16º Domingo do Tempo Como – Ano B

(Jr 23,1-6; Sl 22[23]; Ef 2,13-18; Mc 6,30-34)*

1. No domingo anterior meditávamos sobre o aspecto missionário do nosso ser cristão, a partir do envio dos apóstolos. Nesse domingo a atenção se volta para o pastor. Tudo indica que na composição da Liturgia da Palavra desses domingos haja uma intenção de nos levar a refletir sobre como nasce e se desenvolve uma comunidade cristã.

2. Mesmo sendo um texto breve, de uma travessia, várias reflexões nos são possíveis. Os apóstolos estão de volta da missão. Em torno a Jesus, eles relatam tudo que tinham feito e ensinado. Felizes, mas também cansados, recebem de Jesus um convite para descasar um pouco. Temos aqui uma breve visão do dia a dia de Jesus.

3. O descanso parece durar o tempo de uma travessia, pois a multidão já os esperava na outra margem. Isso nos leva a pensar que foram remando devagar ou parando por alguma hora para pescar. Ao ver a multidão, que o espera, Jesus não se irrita pelo descanso interrompido, mas recomeça com calma a ensinar ao povo.

4. É esse olhar e atitude de Jesus que será nosso ponto de reflexão. Nosso olhar se volta aos pastores, mas de modo que seja ouvido e seja útil também às ovelhas. Esse discurso aos pastores começa na 1ª leitura com Jeremias, e começa num tom ameaçador.

5. Mas as palavras finais nos conduzem ao Evangelho à figura do pastor prometido que se concretiza em Jesus, em sua ação exemplar. Aqui percebemos o seu cuidado para com as multidões e para com os futuros pastores. Como um bispo com seu clero, sem esquecer do resto do rebanho.

6. No Evangelho de Marcos estamos iniciando seção que se desenvolve da saída da Galileia até a ida a Jerusalém, onde Jesus empreende a formação dos seus discípulos, para darem continuidade a sua missão, após a sua morte; a serem animadores e pastores das comunidades.  

7. Nesse caminho Jesus alterna ‘ação’ e ‘contemplação’; o contato com as multidões e a solidão com Ele. Ensina-os a rezar e os instrui sobre os mistérios do Reino. Jesus não os trata como subalternos, mas como amigos. Desse modo, pouco a pouco, retira-lhes o ânimo inato de mercenário e cria neles a alma do pastor.

8. Desta cena de Jesus com os apóstolos, de repente se apresenta a segunda parte do Evangelho: ‘Jesus e as multidões’. Jesus não apresenta nenhuma rigidez. Ele se comove, tem compaixão.

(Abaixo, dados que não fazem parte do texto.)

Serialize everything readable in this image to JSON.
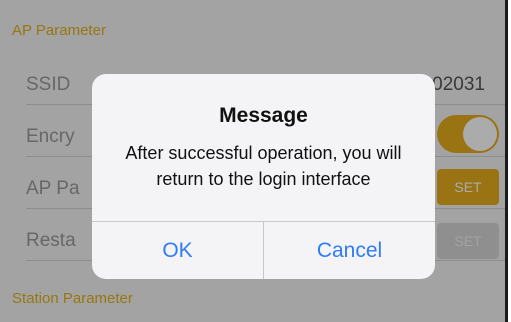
{
  "sections": {
    "ap_parameter": "AP Parameter",
    "station_parameter": "Station Parameter"
  },
  "rows": {
    "ssid_label": "SSID",
    "ssid_value": "02031",
    "encryption_label": "Encry",
    "encryption_enabled": true,
    "ap_password_label": "AP Pa",
    "ap_password_button": "SET",
    "restart_label": "Resta",
    "restart_button": "SET"
  },
  "dialog": {
    "title": "Message",
    "message": "After successful operation, you will return to the login interface",
    "ok_label": "OK",
    "cancel_label": "Cancel"
  },
  "colors": {
    "accent": "#e6ac1c",
    "dialog_button": "#2f7cf6"
  }
}
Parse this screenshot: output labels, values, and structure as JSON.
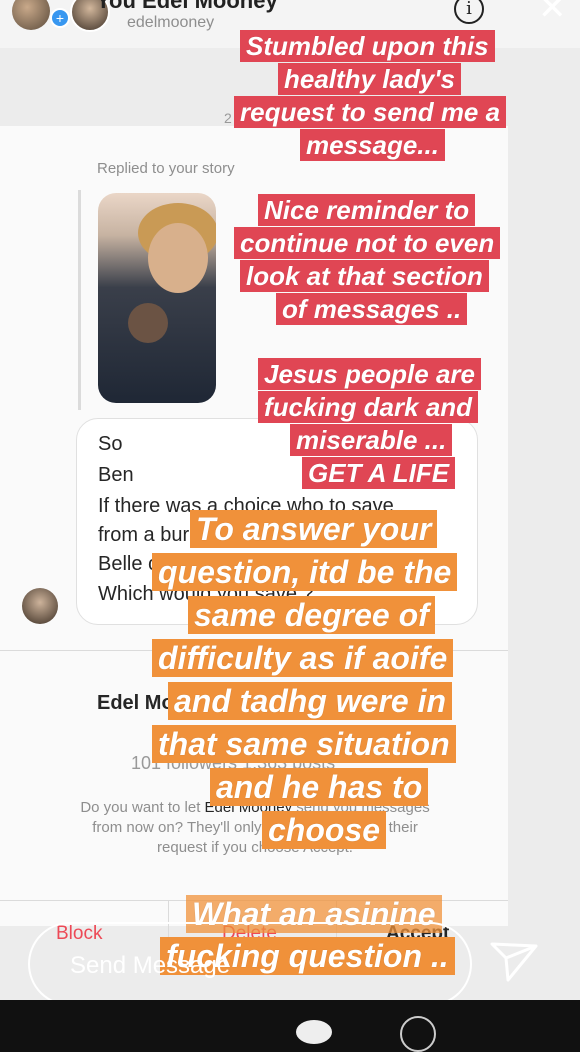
{
  "header": {
    "title": "You Edel Mooney",
    "handle": "edelmooney"
  },
  "dm": {
    "timestamp": "2",
    "replied_label": "Replied to your story",
    "message_lines": [
      "So",
      "Ben",
      "If there was a choice who to save",
      "from a bur",
      "Belle c",
      "Which would you save ?"
    ],
    "sender_name": "Edel Mo",
    "stats": "101 followers 1,363 posts",
    "prompt_line1_a": "Do you want to let ",
    "prompt_line1_name": "Edel Mooney",
    "prompt_line1_b": " send you messages",
    "prompt_line2": "from now on? They'll only know you've seen their",
    "prompt_line3": "request if you choose Accept.",
    "actions": {
      "block": "Block",
      "delete": "Delete",
      "accept": "Accept"
    }
  },
  "captions": {
    "red": [
      "Stumbled upon this",
      "healthy lady's",
      "request to send me a",
      "message...",
      "Nice reminder to",
      "continue not to even",
      "look at that section",
      "of messages ..",
      "Jesus people are",
      "fucking dark and",
      "miserable ...",
      "GET A LIFE"
    ],
    "orange": [
      "To answer your",
      "question, itd be the",
      "same degree of",
      "difficulty as if aoife",
      "and tadhg were in",
      "that same situation",
      "and he has to",
      "choose",
      "What an asinine",
      "fucking question .."
    ]
  },
  "reply": {
    "placeholder": "Send Message"
  },
  "colors": {
    "caption_red": "#e04654",
    "caption_orange": "#f0913a",
    "block_red": "#ed4956"
  },
  "icons": [
    "plus-badge-icon",
    "info-icon",
    "close-icon",
    "send-icon"
  ]
}
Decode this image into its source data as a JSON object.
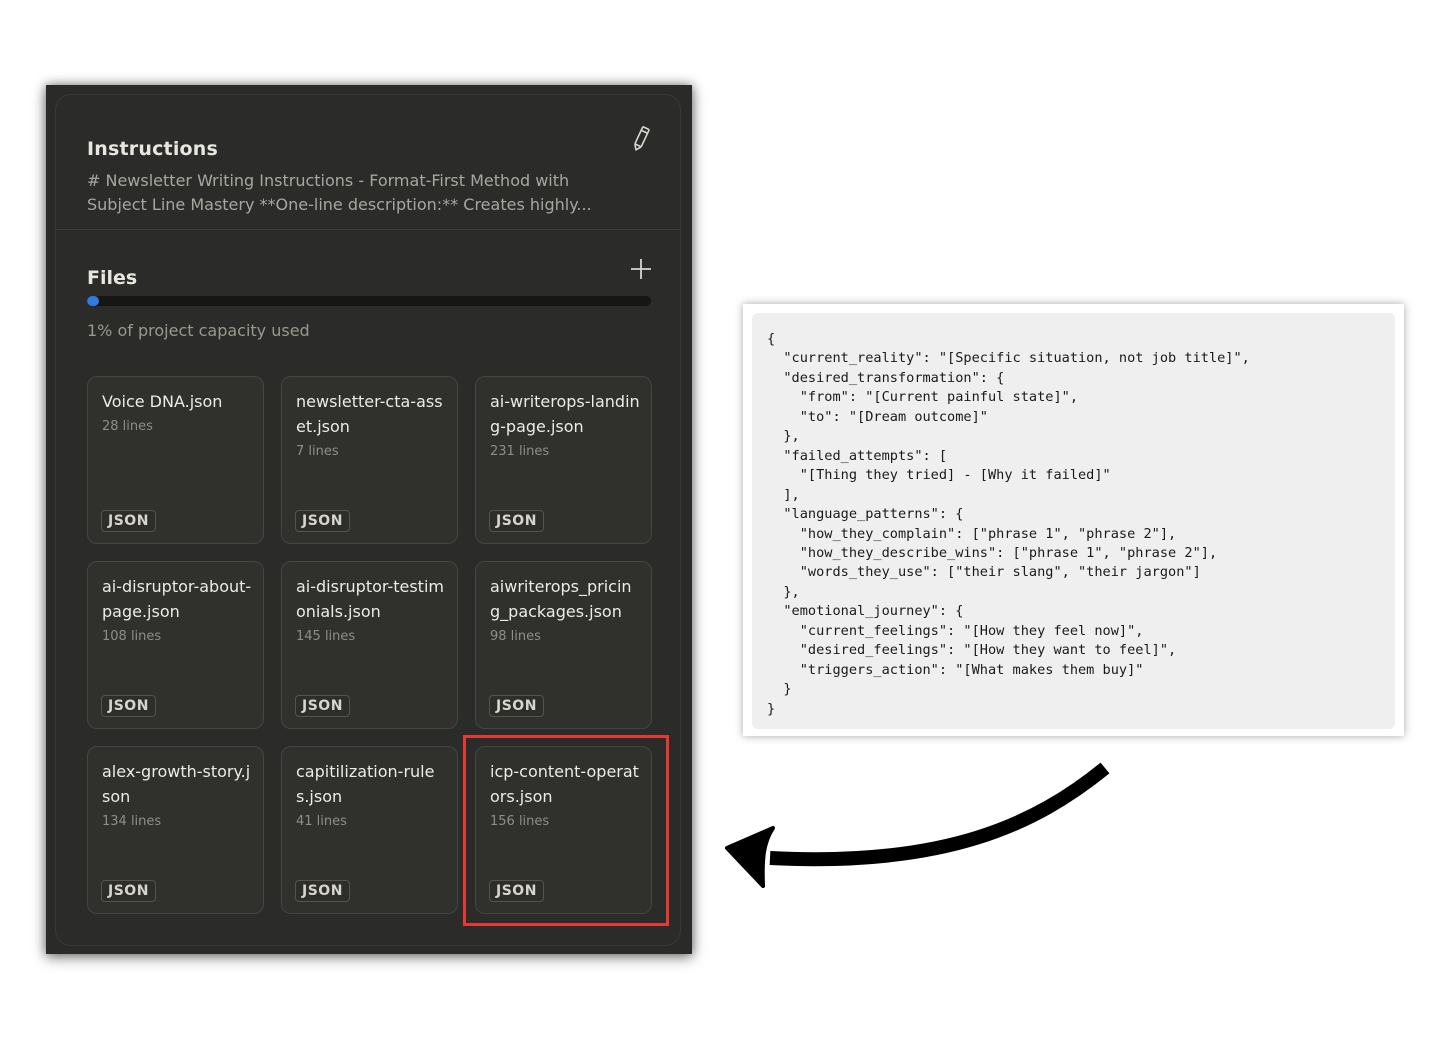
{
  "instructions": {
    "title": "Instructions",
    "description": "# Newsletter Writing Instructions - Format-First Method with Subject Line Mastery **One-line description:** Creates highly...",
    "edit_icon": "pencil-icon"
  },
  "files": {
    "title": "Files",
    "add_icon": "plus-icon",
    "capacity_fraction": 0.01,
    "capacity_text": "1% of project capacity used",
    "items": [
      {
        "name": "Voice DNA.json",
        "lines": "28 lines",
        "type": "JSON"
      },
      {
        "name": "newsletter-cta-asset.json",
        "lines": "7 lines",
        "type": "JSON"
      },
      {
        "name": "ai-writerops-landing-page.json",
        "lines": "231 lines",
        "type": "JSON"
      },
      {
        "name": "ai-disruptor-about-page.json",
        "lines": "108 lines",
        "type": "JSON"
      },
      {
        "name": "ai-disruptor-testimonials.json",
        "lines": "145 lines",
        "type": "JSON"
      },
      {
        "name": "aiwriterops_pricing_packages.json",
        "lines": "98 lines",
        "type": "JSON"
      },
      {
        "name": "alex-growth-story.json",
        "lines": "134 lines",
        "type": "JSON"
      },
      {
        "name": "capitilization-rules.json",
        "lines": "41 lines",
        "type": "JSON"
      },
      {
        "name": "icp-content-operators.json",
        "lines": "156 lines",
        "type": "JSON"
      }
    ],
    "highlighted_item": "icp-content-operators.json"
  },
  "code_card": {
    "content": "{\n  \"current_reality\": \"[Specific situation, not job title]\",\n  \"desired_transformation\": {\n    \"from\": \"[Current painful state]\",\n    \"to\": \"[Dream outcome]\"\n  },\n  \"failed_attempts\": [\n    \"[Thing they tried] - [Why it failed]\"\n  ],\n  \"language_patterns\": {\n    \"how_they_complain\": [\"phrase 1\", \"phrase 2\"],\n    \"how_they_describe_wins\": [\"phrase 1\", \"phrase 2\"],\n    \"words_they_use\": [\"their slang\", \"their jargon\"]\n  },\n  \"emotional_journey\": {\n    \"current_feelings\": \"[How they feel now]\",\n    \"desired_feelings\": \"[How they want to feel]\",\n    \"triggers_action\": \"[What makes them buy]\"\n  }\n}"
  },
  "colors": {
    "panel_bg": "#2b2b29",
    "accent": "#2f7be0",
    "highlight": "#e53935",
    "arrow": "#000000"
  }
}
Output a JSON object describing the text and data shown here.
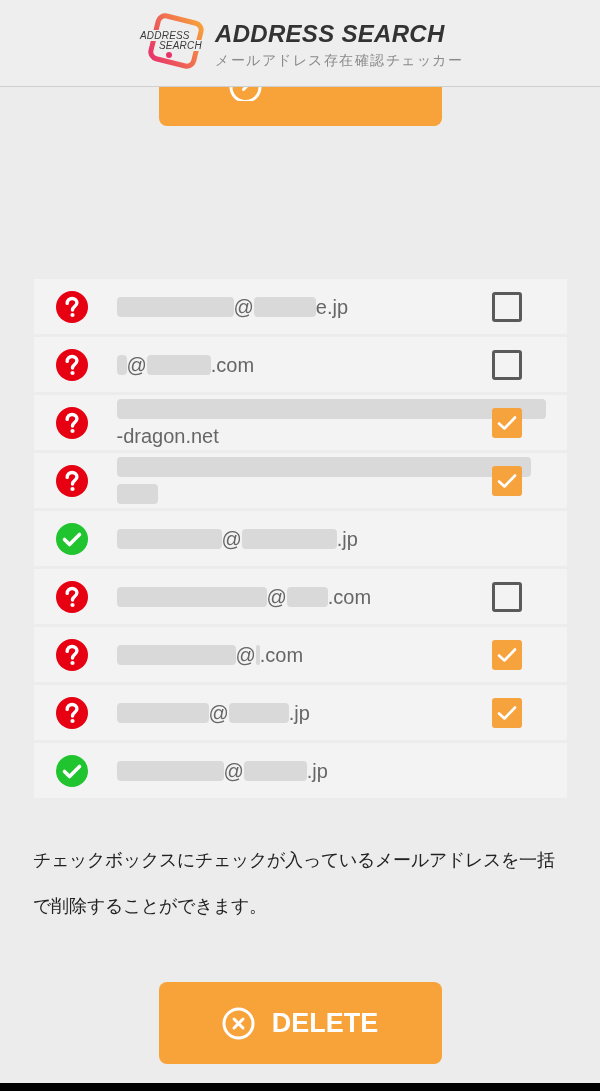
{
  "header": {
    "logo_text": [
      "ADDRESS",
      "SEARCH"
    ],
    "title": "ADDRESS SEARCH",
    "subtitle": "メールアドレス存在確認チェッカー"
  },
  "rows": [
    {
      "kind": "unknown",
      "checked": false,
      "address_lines": [
        [
          {
            "kind": "redacted"
          },
          {
            "kind": "text",
            "text": "@"
          },
          {
            "kind": "redacted"
          },
          {
            "kind": "text",
            "text": "e.jp"
          }
        ]
      ]
    },
    {
      "kind": "unknown",
      "checked": false,
      "address_lines": [
        [
          {
            "kind": "redacted"
          },
          {
            "kind": "text",
            "text": "@"
          },
          {
            "kind": "redacted"
          },
          {
            "kind": "text",
            "text": ".com"
          }
        ]
      ]
    },
    {
      "kind": "unknown",
      "checked": true,
      "address_lines": [
        [
          {
            "kind": "redacted"
          }
        ],
        [
          {
            "kind": "text",
            "text": "-dragon.net"
          }
        ]
      ]
    },
    {
      "kind": "unknown",
      "checked": true,
      "address_lines": [
        [
          {
            "kind": "redacted"
          }
        ],
        [
          {
            "kind": "redacted"
          }
        ]
      ]
    },
    {
      "kind": "valid",
      "address_lines": [
        [
          {
            "kind": "redacted"
          },
          {
            "kind": "text",
            "text": "@"
          },
          {
            "kind": "redacted"
          },
          {
            "kind": "text",
            "text": ".jp"
          }
        ]
      ]
    },
    {
      "kind": "unknown",
      "checked": false,
      "address_lines": [
        [
          {
            "kind": "redacted"
          },
          {
            "kind": "text",
            "text": "@"
          },
          {
            "kind": "redacted"
          },
          {
            "kind": "text",
            "text": ".com"
          }
        ]
      ]
    },
    {
      "kind": "unknown",
      "checked": true,
      "address_lines": [
        [
          {
            "kind": "redacted"
          },
          {
            "kind": "text",
            "text": "@"
          },
          {
            "kind": "redacted"
          },
          {
            "kind": "text",
            "text": ".com"
          }
        ]
      ]
    },
    {
      "kind": "unknown",
      "checked": true,
      "address_lines": [
        [
          {
            "kind": "redacted"
          },
          {
            "kind": "text",
            "text": "@"
          },
          {
            "kind": "redacted"
          },
          {
            "kind": "text",
            "text": ".jp"
          }
        ]
      ]
    },
    {
      "kind": "valid",
      "address_lines": [
        [
          {
            "kind": "redacted"
          },
          {
            "kind": "text",
            "text": "@"
          },
          {
            "kind": "redacted"
          },
          {
            "kind": "text",
            "text": ".jp"
          }
        ]
      ]
    }
  ],
  "note": "チェックボックスにチェックが入っているメールアドレスを一括で削除することができます。",
  "delete_button": {
    "label": "DELETE"
  }
}
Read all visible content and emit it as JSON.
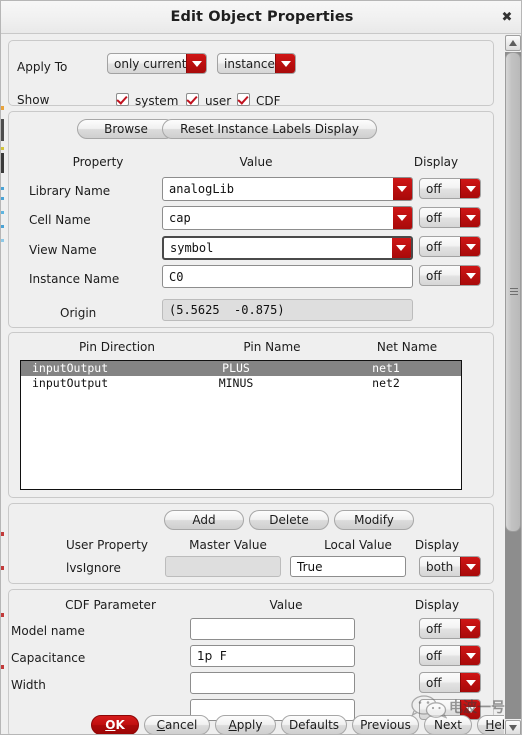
{
  "window": {
    "title": "Edit Object Properties",
    "close_icon": "close-icon"
  },
  "apply_section": {
    "apply_to_label": "Apply To",
    "scope_combo": {
      "value": "only current",
      "arrow_icon": "chevron-down-icon"
    },
    "object_combo": {
      "value": "instance",
      "arrow_icon": "chevron-down-icon"
    },
    "show_label": "Show",
    "checkboxes": [
      {
        "label": "system",
        "checked": true
      },
      {
        "label": "user",
        "checked": true
      },
      {
        "label": "CDF",
        "checked": true
      }
    ]
  },
  "property_section": {
    "browse_button": "Browse",
    "reset_button": "Reset Instance Labels Display",
    "headers": {
      "property": "Property",
      "value": "Value",
      "display": "Display"
    },
    "rows": [
      {
        "label": "Library Name",
        "value": "analogLib",
        "display": "off",
        "type": "combo",
        "focused": false
      },
      {
        "label": "Cell Name",
        "value": "cap",
        "display": "off",
        "type": "combo",
        "focused": false
      },
      {
        "label": "View Name",
        "value": "symbol",
        "display": "off",
        "type": "combo",
        "focused": true
      },
      {
        "label": "Instance Name",
        "value": "C0",
        "display": "off",
        "type": "text",
        "focused": false
      }
    ],
    "origin": {
      "label": "Origin",
      "value": "(5.5625  -0.875)"
    }
  },
  "pin_section": {
    "headers": {
      "direction": "Pin Direction",
      "pin_name": "Pin Name",
      "net_name": "Net Name"
    },
    "rows": [
      {
        "direction": "inputOutput",
        "pin_name": "PLUS",
        "net_name": "net1",
        "selected": true
      },
      {
        "direction": "inputOutput",
        "pin_name": "MINUS",
        "net_name": "net2",
        "selected": false
      }
    ]
  },
  "user_property_section": {
    "buttons": {
      "add": "Add",
      "delete": "Delete",
      "modify": "Modify"
    },
    "headers": {
      "user_property": "User Property",
      "master_value": "Master Value",
      "local_value": "Local Value",
      "display": "Display"
    },
    "rows": [
      {
        "name": "lvsIgnore",
        "master_value": "",
        "local_value": "True",
        "display": "both"
      }
    ]
  },
  "cdf_section": {
    "headers": {
      "parameter": "CDF Parameter",
      "value": "Value",
      "display": "Display"
    },
    "rows": [
      {
        "label": "Model name",
        "value": "",
        "display": "off"
      },
      {
        "label": "Capacitance",
        "value": "1p  F",
        "display": "off"
      },
      {
        "label": "Width",
        "value": "",
        "display": "off"
      }
    ]
  },
  "footer": {
    "buttons": [
      {
        "id": "ok",
        "label": "OK",
        "mnemonic": "O",
        "primary": true
      },
      {
        "id": "cancel",
        "label": "Cancel",
        "mnemonic": "C",
        "primary": false
      },
      {
        "id": "apply",
        "label": "Apply",
        "mnemonic": "A",
        "primary": false
      },
      {
        "id": "defaults",
        "label": "Defaults",
        "mnemonic": "",
        "primary": false
      },
      {
        "id": "previous",
        "label": "Previous",
        "mnemonic": "",
        "primary": false
      },
      {
        "id": "next",
        "label": "Next",
        "mnemonic": "",
        "primary": false
      },
      {
        "id": "help",
        "label": "Help",
        "mnemonic": "H",
        "primary": false
      }
    ]
  },
  "watermark": {
    "text": "电波一号",
    "icon": "wechat-icon"
  },
  "scrollbar": {
    "up_icon": "caret-up-icon",
    "down_icon": "caret-down-icon"
  }
}
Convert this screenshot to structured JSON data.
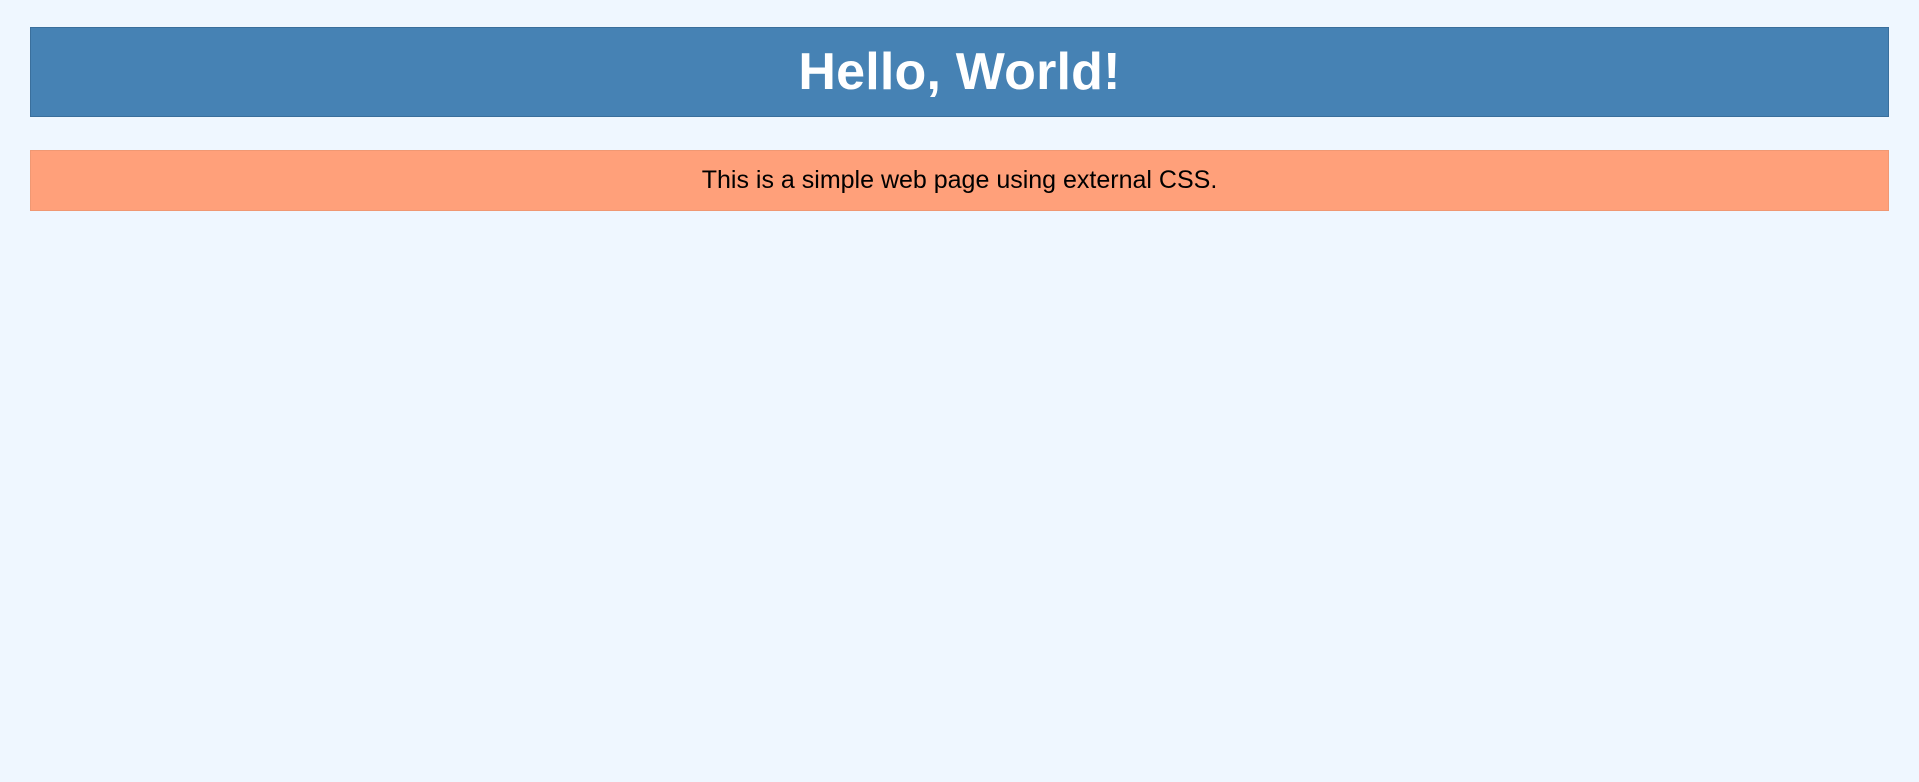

A frase de Jesus traduz um sentido de ternura infinita.

9. Essa cena culminará na multiplicação dos pães que veremos no próximo domingo na narrativa de João. Mas eles não vieram por causa disso. Vieram porque não têm ninguém a recorrer e, de surpresa, encontraram, enfim, alguém que não os despreza, mas lhes dá esperança.

10. Podemos imaginar a multidão que Jesus tinha à sua frente. Religiosamente viviam à margem da Lei que não conhecem ou não podem observar; politicamente só se pensa neles para lhes cobrar impostos e contribuições. Jesus se compadece diante de uma humanidade ‘humilhada e ofendida’ e, mais ainda, diante de sua necessidade e sua espera do Reino de Deus.

11. Jesus não faz nenhum discurso inflamado de revolta social, mas ensina-lhes muitas coisas, certamente coisas que diziam respeito ao Reino de Deus. Ele as eleva, as faz tornarem-se humanas, exatamente através da fé. Não protela o discurso do Reino para quando estivessem de barriga cheia.

12. Há muito a se refletir sobre isso; talvez alguns de nossos discursos sobre a evangelização e a promoção humana devam ser redirecionados para que sejam mais conformes a lógica do Evangelho.

13. O Evangelho nos fala de uma certa movimentação, busca, seja por parte da multidão, seja do pastor. Há ‘busca’ de ambas as partes. Procurar e oferecer-se: ninguém, com efeito, nem mesmo o Papa, é na Igreja somente pastor, mas também ovelha, e ninguém é somente ovelha, mas também pastor, isto é, responsável de algum modo pelos irmãos do Reino.

14. Muitas comunidades cristãs refloresceriam se houvesse um contato maior e o intercâmbio mais vivo entre o clero e os leigos, e se cada um pudesse experimentar a alegria de pôr a serviço o próprio carisma, seja grande ou pequeno. Enfim, não percamos de vista essa confiança sem medida em Jesus pastor. É ele que nos prepara a mesa do seu corpo e sangue. Como o salmista, expressemos nossa gratidão.

* Reflexão com base em texto de Raniero Cantalamessa.